Despite the fact that Jack’s intelligence initially surprised me- that a
kid with mental challenges can actually have an average or possibly above
average cognitive skills- it shouldn’t have been astonishing at all. According
to (Hayashi et al. 2008) when comparing AS with other Autistic Spectrum
Disorders, individuals with AS are well-defined by a history of no cognitive or
language delay. A study published by (Merchán-Naranjo et al. 2012) showed that
32 Asperger adults displayed a significant advantage when performed on Raven’s
Progressive Matrices (RPM), an essential marker of general intelligence. I
assume that my prejudice was that people with any kind of disability aren’t
able to have normal average cognitive skills because of their “disability” that
can ultimately affect their frontal lobe that is responsible for problem
solving – a perception that (Huws et al. 2011) claim has also been widely portrayed
through media.

 

Evaluation
and Analysis

            This constructive experience was
an eye-opener that broadened my view about disability in general. A strategy
employed by (Gagnon 2002) shows that connecting with a child with AS through
his or her special interest helps them develop relationships and social skills.
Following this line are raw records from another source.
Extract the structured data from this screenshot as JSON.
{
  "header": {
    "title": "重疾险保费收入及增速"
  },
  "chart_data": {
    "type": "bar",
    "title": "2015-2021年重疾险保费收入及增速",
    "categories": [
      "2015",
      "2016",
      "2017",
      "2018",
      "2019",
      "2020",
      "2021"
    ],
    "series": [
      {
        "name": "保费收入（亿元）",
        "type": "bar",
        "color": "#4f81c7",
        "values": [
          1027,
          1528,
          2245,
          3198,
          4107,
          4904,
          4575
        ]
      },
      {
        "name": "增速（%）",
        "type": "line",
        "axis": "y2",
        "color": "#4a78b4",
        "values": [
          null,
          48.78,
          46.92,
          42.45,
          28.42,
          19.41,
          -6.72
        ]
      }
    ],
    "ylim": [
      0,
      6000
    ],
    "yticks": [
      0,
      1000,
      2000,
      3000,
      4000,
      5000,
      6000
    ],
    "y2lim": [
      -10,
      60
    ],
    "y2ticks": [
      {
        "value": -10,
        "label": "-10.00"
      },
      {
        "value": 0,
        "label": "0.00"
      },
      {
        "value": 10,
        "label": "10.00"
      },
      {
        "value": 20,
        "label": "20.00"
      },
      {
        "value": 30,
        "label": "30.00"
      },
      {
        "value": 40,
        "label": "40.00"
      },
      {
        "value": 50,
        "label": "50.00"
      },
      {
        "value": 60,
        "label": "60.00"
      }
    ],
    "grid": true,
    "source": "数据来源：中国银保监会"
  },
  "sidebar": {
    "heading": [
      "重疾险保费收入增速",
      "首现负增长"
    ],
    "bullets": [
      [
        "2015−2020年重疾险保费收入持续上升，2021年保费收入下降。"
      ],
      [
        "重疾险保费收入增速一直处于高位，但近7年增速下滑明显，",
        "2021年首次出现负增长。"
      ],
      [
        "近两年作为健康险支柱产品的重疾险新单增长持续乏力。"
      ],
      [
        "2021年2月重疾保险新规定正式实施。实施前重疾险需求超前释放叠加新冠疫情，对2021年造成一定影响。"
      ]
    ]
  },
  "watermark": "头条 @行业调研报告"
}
A kid who loves American history, would be more interested in being examined by
his/her GP if they could start off the examination process by discussing an
interesting historical time period. Perhaps engaging the nurse and the parents
would be beneficial for the kid’s expression of his interests and thus
strengthening his/her communication and social skills.

 

Conclusion
and Action Plan

            As I embark on my career in
medicine, I will keep in mind that people with disability don’t have to be
restrained neither physically nor mentally. If an individual with disability
comes into my practice, I will take this as an opportunity to get to know them
better beyond the scope of their disability and try to trigger their unique
characteristics, as I believe this will further build a solid rapport and boost
the benevolent relationship that I’m planning to have with all of my patients.